Friday, January 05, 2007

*can* vs. *do*

There is a big difference, in my opinion (which is rarely humble, by the way), between actually doing something, and knowing you *can* do it at any time.

Typically, knowing you *can* is more than enough for people in most circumstances.

Example: a new submissive/dominant couple begins to explore. She tells him that she'll give him whatever control over her life that he'd like. He says fine, and makes a list of things that he is able to control about her life: clothes, food, phone and computer time, etc. A month passes, and the couple is happily living life, and yet - he's never made any demands on her about her clothes, food, computer, etc.

Why aren't they complaining? Because while he *hasn't* made any demands, he *can*, at any moment and they both know it. She stays on her toes, because at any moment, he could take away her chocolate or her favorite black blazer.

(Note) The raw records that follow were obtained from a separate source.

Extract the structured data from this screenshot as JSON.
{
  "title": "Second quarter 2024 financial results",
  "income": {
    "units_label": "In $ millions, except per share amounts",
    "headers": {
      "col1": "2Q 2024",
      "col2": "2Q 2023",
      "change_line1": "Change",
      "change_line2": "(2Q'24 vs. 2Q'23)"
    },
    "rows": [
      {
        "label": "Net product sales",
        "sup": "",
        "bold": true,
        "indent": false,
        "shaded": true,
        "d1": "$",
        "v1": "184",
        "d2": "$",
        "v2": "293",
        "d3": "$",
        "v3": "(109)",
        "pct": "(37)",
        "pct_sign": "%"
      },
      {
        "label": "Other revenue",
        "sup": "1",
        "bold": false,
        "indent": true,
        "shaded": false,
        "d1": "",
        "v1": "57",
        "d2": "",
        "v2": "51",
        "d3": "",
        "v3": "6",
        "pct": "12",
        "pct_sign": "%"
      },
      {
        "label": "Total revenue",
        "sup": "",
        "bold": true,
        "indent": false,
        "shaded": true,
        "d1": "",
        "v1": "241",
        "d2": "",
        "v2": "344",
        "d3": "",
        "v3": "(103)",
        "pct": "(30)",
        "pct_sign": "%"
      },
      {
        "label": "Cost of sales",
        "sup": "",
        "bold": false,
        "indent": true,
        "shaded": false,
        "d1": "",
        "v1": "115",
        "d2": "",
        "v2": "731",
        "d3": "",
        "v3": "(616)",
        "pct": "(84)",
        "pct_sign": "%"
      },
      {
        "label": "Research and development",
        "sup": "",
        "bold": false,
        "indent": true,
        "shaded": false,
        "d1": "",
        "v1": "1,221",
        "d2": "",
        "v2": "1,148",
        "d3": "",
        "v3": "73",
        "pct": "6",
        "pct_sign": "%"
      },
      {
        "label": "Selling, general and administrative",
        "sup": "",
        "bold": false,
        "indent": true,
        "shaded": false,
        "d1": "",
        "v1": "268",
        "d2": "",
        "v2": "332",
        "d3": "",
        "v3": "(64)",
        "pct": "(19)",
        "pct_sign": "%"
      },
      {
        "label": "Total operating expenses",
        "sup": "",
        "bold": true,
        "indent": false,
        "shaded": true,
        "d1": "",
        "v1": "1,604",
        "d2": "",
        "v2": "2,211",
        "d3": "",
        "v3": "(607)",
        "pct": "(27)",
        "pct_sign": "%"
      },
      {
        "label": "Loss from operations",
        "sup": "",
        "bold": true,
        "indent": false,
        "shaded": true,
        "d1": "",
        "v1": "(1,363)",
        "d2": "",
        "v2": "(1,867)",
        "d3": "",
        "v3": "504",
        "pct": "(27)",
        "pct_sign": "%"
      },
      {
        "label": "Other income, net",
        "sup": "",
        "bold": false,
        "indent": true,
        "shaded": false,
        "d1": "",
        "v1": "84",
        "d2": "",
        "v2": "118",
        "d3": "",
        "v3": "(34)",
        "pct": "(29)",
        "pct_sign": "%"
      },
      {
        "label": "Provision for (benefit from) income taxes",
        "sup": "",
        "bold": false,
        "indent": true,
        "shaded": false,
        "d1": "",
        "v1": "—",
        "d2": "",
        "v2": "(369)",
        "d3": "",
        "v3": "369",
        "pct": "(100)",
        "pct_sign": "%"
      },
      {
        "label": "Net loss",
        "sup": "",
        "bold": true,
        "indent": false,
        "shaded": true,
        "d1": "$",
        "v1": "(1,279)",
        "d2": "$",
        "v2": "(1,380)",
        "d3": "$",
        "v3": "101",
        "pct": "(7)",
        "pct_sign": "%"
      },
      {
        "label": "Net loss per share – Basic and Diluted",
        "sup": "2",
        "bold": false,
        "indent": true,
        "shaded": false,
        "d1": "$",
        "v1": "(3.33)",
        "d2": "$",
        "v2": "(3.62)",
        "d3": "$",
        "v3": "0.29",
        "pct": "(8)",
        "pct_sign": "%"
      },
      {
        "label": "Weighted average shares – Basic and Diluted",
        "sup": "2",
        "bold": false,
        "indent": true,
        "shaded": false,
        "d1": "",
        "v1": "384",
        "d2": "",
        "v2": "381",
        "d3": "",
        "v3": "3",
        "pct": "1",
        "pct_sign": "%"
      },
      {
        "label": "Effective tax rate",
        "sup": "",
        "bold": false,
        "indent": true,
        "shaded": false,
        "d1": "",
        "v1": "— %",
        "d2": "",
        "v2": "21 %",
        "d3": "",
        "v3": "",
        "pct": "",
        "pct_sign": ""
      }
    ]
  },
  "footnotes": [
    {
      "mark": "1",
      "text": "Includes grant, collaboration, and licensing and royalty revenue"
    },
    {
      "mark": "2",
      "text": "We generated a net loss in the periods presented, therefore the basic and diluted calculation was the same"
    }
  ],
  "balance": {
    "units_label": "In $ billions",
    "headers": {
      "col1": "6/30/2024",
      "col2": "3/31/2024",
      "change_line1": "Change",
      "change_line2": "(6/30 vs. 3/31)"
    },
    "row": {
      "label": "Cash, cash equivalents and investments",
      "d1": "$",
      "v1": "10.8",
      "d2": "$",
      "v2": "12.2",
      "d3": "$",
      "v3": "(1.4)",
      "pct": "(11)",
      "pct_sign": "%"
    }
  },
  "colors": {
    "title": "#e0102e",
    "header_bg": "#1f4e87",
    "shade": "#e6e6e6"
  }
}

Oh, I know that doesn't work for everyone. There are submissives (and I've met a lot of them) that need the *actual* control day and night. They aren't happy roaming around in the *can*, they need the *do*. Even if the dominant from the couple above would make a small demand (red blouse, black spike heels to dinner) once every month or so, it wouldn't be enough for some submissives. There's nothing wrong with that, of course, but there's a more-than-fine-line between the *do* and the *can*, and I'm not entirely sure that everyone "gets that" when they first start exploring this lifestyle.